I used to work in an IRC 10 years ago and smartphones were never allowed, they were always taken off them and they were provided with basic phones (bought and credit paid for by the taxpayer) to maintain contact. There was always free internet access - the internet suite in the IRC where I worked had just under 100 computers available 10 hours of the day - to research any phone numbers they needed for legal or charity aid. This isn't a new policy to try and stop them fighting deportation to Rwanda.
IRCs are detention centres, secure establishments that hold people in custody at the request of the home office. In my experience they have similar levels of violence and drug use/smuggling as any mixed population category C prison - and the London ones are sometimes worse. Allowing smartphones in would be just as stupid as allowing smartphones into prisons. I also remember that some mobile phones with limited internet access can be used but there are severe restrictions on what they can access to ensure they're only using it for purposeful reasons - phones had internet access before smartphones.

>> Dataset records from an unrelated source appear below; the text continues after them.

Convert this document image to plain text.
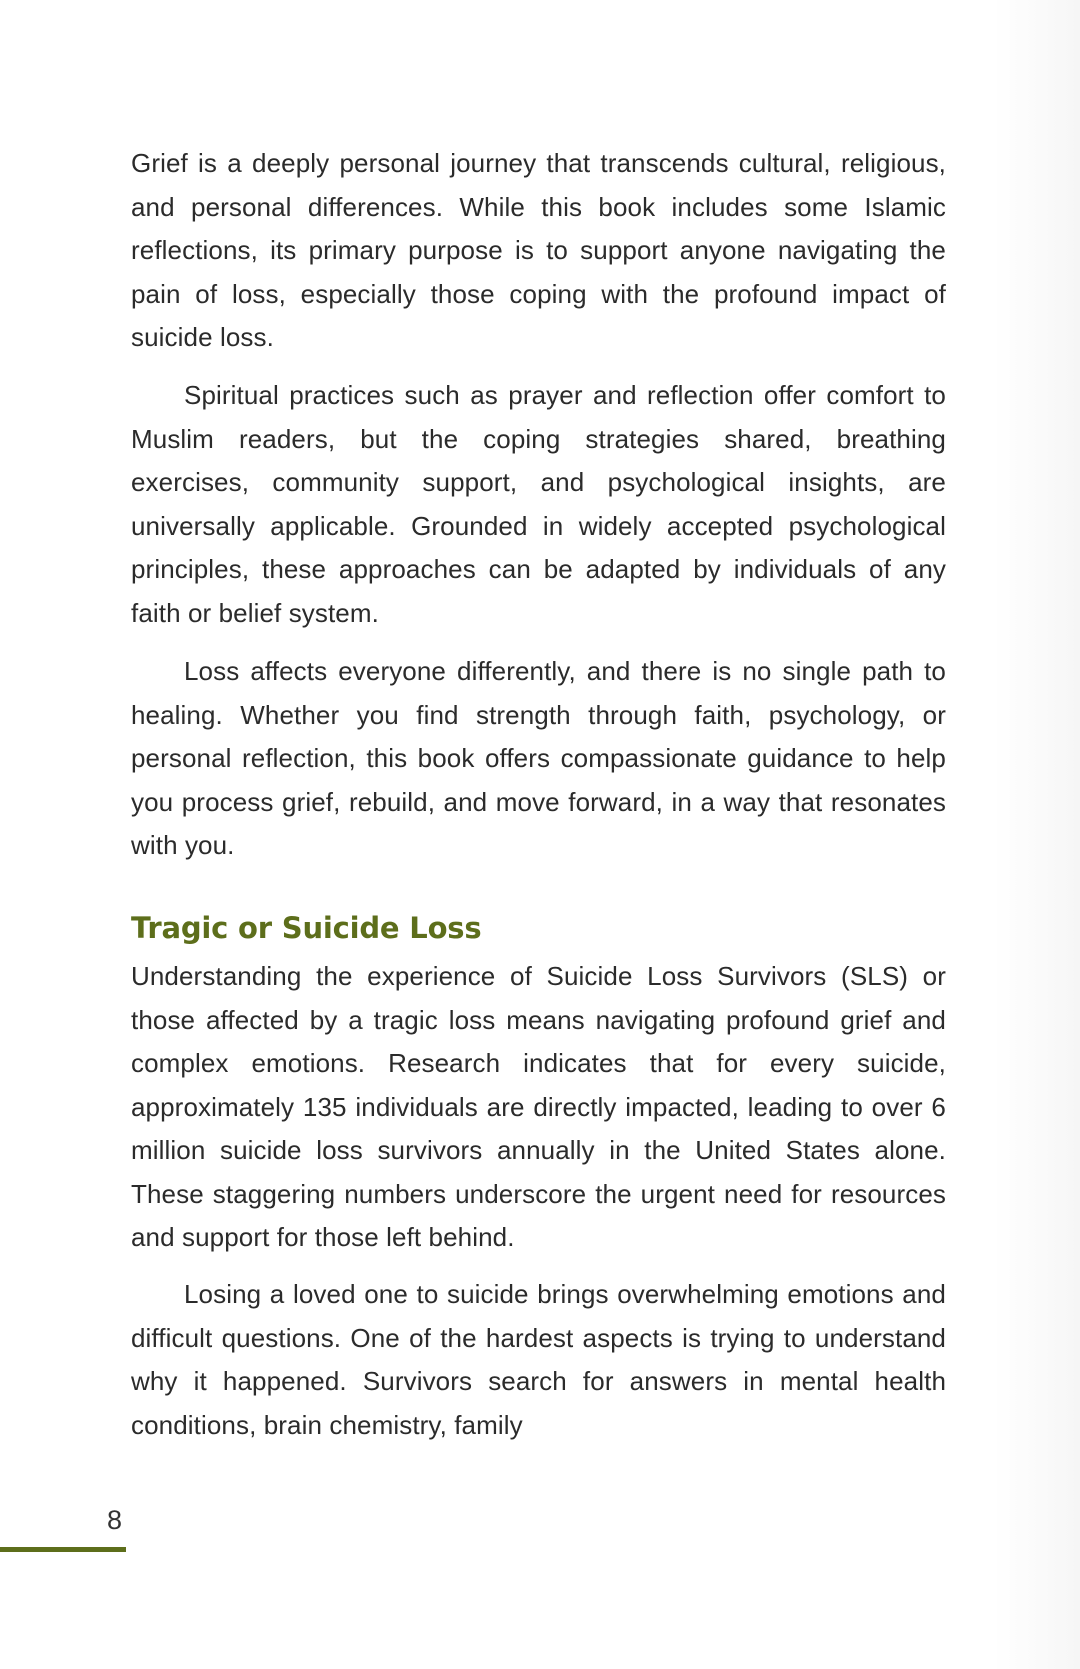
Grief is a deeply personal journey that transcends cultural, religious, and personal differences. While this book includes some Islamic reflections, its primary purpose is to support anyone navigating the pain of loss, especially those coping with the profound impact of suicide loss.

Spiritual practices such as prayer and reflection offer comfort to Muslim readers, but the coping strategies shared, breathing exercises, community support, and psychological insights, are universally applicable. Grounded in widely accepted psychological principles, these approaches can be adapted by individuals of any faith or belief system.

Loss affects everyone differently, and there is no single path to healing. Whether you find strength through faith, psychology, or personal reflection, this book offers compassionate guidance to help you process grief, rebuild, and move forward, in a way that resonates with you.

Tragic or Suicide Loss

Understanding the experience of Suicide Loss Survivors (SLS) or those affected by a tragic loss means navigating profound grief and complex emotions. Research indicates that for every suicide, approximately 135 individuals are directly impacted, leading to over 6 million suicide loss survivors annually in the United States alone. These staggering numbers underscore the urgent need for resources and support for those left behind.

Losing a loved one to suicide brings overwhelming emotions and difficult questions. One of the hardest aspects is trying to understand why it happened. Survivors search for answers in mental health conditions, brain chemistry, family

8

Is it a sad indictment of the current "Labour" set up that so many of these hard line "Tories" are willing to jump ship and join the Labour Party?
I doubt there are many more (far) right wing MPs than Natalie Elphicke, Starmer should have told her she's not welcome.
I'm not entirely convinced that it is, albeit that I can understand why plenty of people on the left of the Labour party will be distinctly unimpressed by the latest defection. Certainly if a bookmaker had been offering odds on which Tory MP would defect next, I'd have expected to see Natalie Elphicke as a very big outsider before midday today. The problem I have with this defection is it just looks odd. With Christian Wakeford and Dan Poulter before her, there was at least some sort of logic to their decisions based on key issues of the day and them keeping their own counsel until they took the plunge. But, even though one article I've read this afternoon has suggested Ms Elphicke's views are actually somewhat closer to Labour's position on issues like housing and small boat crossings than might be apparent, appearances look rather different based on the immediate optics of a seemingly hard-nosed, hard-line Brexiteer Tory crossing the floor. That, of course, is the point, though. The Labour calculation has to be that, in the minds of non-partisan voters, this plays far more as 'Rishi Sunak can't deliver one of his fundamental pledges', rather than anything else. I suspect they're probably right.
Rishi Sunak to warn next few years 'most dangerous' for UK in major speech That headline. It's almost as if he actively doesn't want to be elected. I'd say re-elected, but the useless, short arsed prick never had a mandate in the first place.
Sounds like fear mongering that he/tories are the only ones to get us through......even though its mostly the tories fault. People will fall for it too.